München - Unsere Foodbloggerin Bianca war auf der Suche nach kulinarischer Abwechslung und verrät, wo es in München richtig gutes exotisches Essen gibt.

Seit vielen Jahren gehe ich ausschließlich essen, manchmal lasse ich mir auch etwas liefern. Von Zeit zu Zeit packt mich dann die Lust auf Neues und ich suche nach Alternativen, bzw. nach kreativer Abwechslung. Tatsächlich war ich allein das vergangene Wochenende bei vier der unten genannten 6 Hotspots zum Essen. Hier also findet ihr meine Favoriten für beste exotische Küche in München.

avva - Restaurant und Weinhandlung (südafrikanisch)

Dreimühlenstraße 30, 80469 München; 089 139276503

Im avva gibt es seit kurzem etwas Neues. Kennen dürften die meisten das auf südafrikanische Küche mit modern-europäischen Touch ausgelegte Restaurant samt Weinhandlung bereits.
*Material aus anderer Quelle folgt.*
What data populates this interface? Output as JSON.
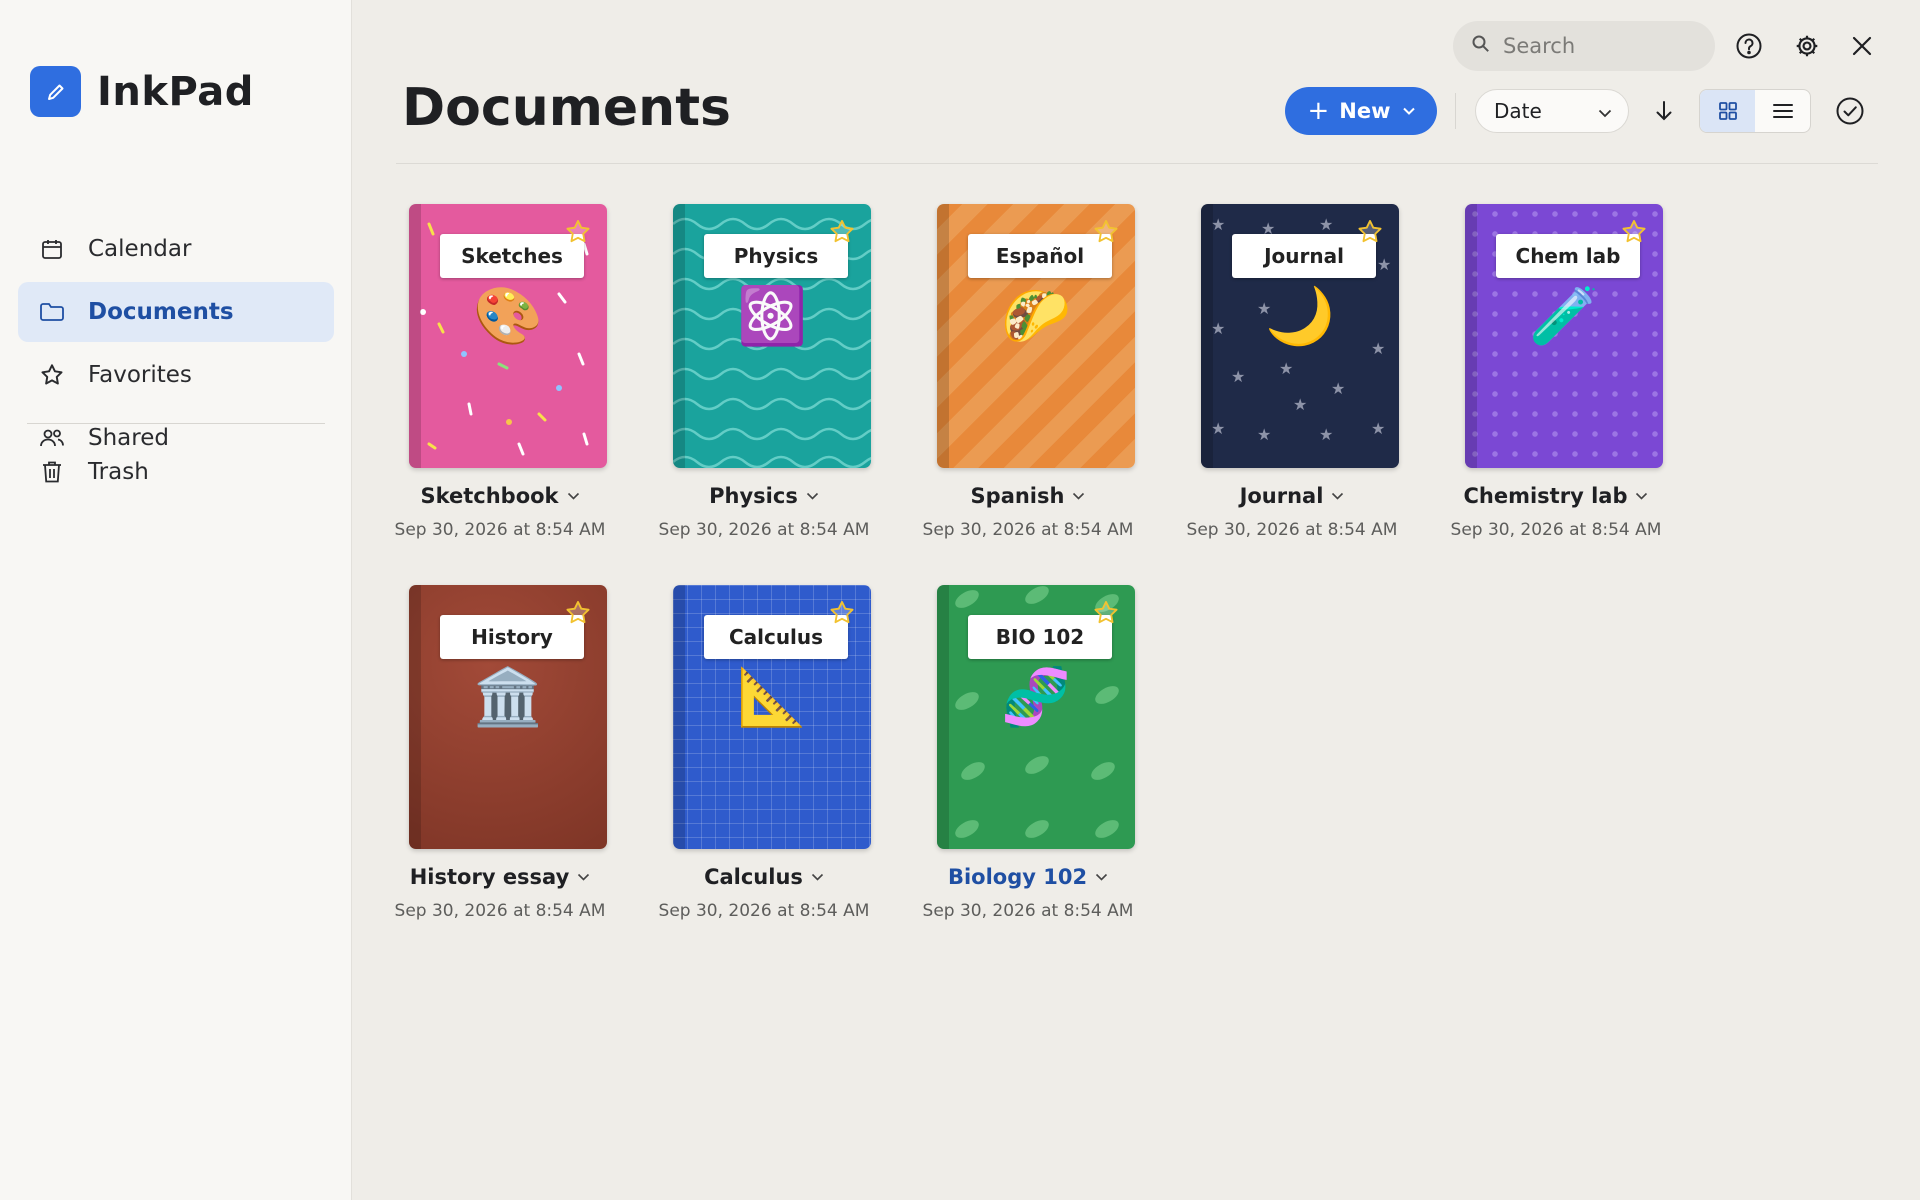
{
  "app": {
    "name": "InkPad"
  },
  "sidebar": {
    "items": [
      {
        "label": "Calendar",
        "icon": "calendar-icon"
      },
      {
        "label": "Documents",
        "icon": "folder-icon",
        "active": true
      },
      {
        "label": "Favorites",
        "icon": "star-icon"
      },
      {
        "label": "Shared",
        "icon": "people-icon"
      }
    ],
    "trash": {
      "label": "Trash",
      "icon": "trash-icon"
    }
  },
  "header": {
    "title": "Documents",
    "search": {
      "placeholder": "Search",
      "value": ""
    },
    "new_label": "New",
    "sort": {
      "selected": "Date"
    }
  },
  "colors": {
    "accent": "#2f6ee0",
    "active_nav_bg": "#e0e9f7",
    "background": "#efede8"
  },
  "notebooks": [
    {
      "label": "Sketches",
      "emoji": "🎨",
      "title": "Sketchbook",
      "date": "Sep 30, 2026 at 8:54 AM",
      "color": "#e45a9e"
    },
    {
      "label": "Physics",
      "emoji": "⚛️",
      "title": "Physics",
      "date": "Sep 30, 2026 at 8:54 AM",
      "color": "#1aa39d"
    },
    {
      "label": "Español",
      "emoji": "🌮",
      "title": "Spanish",
      "date": "Sep 30, 2026 at 8:54 AM",
      "color": "#e8893a"
    },
    {
      "label": "Journal",
      "emoji": "🌙",
      "title": "Journal",
      "date": "Sep 30, 2026 at 8:54 AM",
      "color": "#1f2a48"
    },
    {
      "label": "Chem lab",
      "emoji": "🧪",
      "title": "Chemistry lab",
      "date": "Sep 30, 2026 at 8:54 AM",
      "color": "#7b48d4"
    },
    {
      "label": "History",
      "emoji": "🏛️",
      "title": "History essay",
      "date": "Sep 30, 2026 at 8:54 AM",
      "color": "#8f3f2e"
    },
    {
      "label": "Calculus",
      "emoji": "📐",
      "title": "Calculus",
      "date": "Sep 30, 2026 at 8:54 AM",
      "color": "#2f5bcc"
    },
    {
      "label": "BIO 102",
      "emoji": "🧬",
      "title": "Biology 102",
      "date": "Sep 30, 2026 at 8:54 AM",
      "color": "#2e9a52",
      "highlighted": true
    }
  ]
}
Nun wurden sowohl Lunch (im Mai nur samstags, im Juni Freitag und Samstag von 12:00 - 14:00 Uhr) als auch „Small Plates“ neu eingeführt. Das alles geschah im Zuge der kürzlichen Terrasseneröffnung, welche nun 60 Gästen weiteren Platz bietet. Ich habe die „Small Plates“ gekostet (immer von 16:00 - 19:00 Uhr) und genoss drei von insgesamt sechs unterschiedlichen „Snack-Portionen“ in Form ausgefallener und geschmacklich perfekt abgestimmter Kombinationen. Angefangen bei „Lammbauch mit Humus und Rotkraut“ (für 9,50 Euro), über „Bunter Beete, Oliven, Vanille, Himbeere und Zatar“ (für 5,50 Euro), bis hin zu „Gamba Rocha mit Mango und grünem Spargel“ (für 8,50 Euro) wird eine bunte und vor allem sättigende sowie kreative Vielfalt serviert. Die Small Plates sind die perfekte Alternative zu den angebotenen Menüs oder à la carte-Speisen. Durch die neue Terrasse und das stimmige Weinangebot bietet sich das avva in Ergänzung mit den neuen „Small Plates“ ideal als Hotspot für „Relax-Stunden“ in der Sonne an. Die kleinen Portionen starten übrigens schon ab 5 Euro, dürften also auch „zwischendrin“ mal als kleine Snack-Alternative dienen.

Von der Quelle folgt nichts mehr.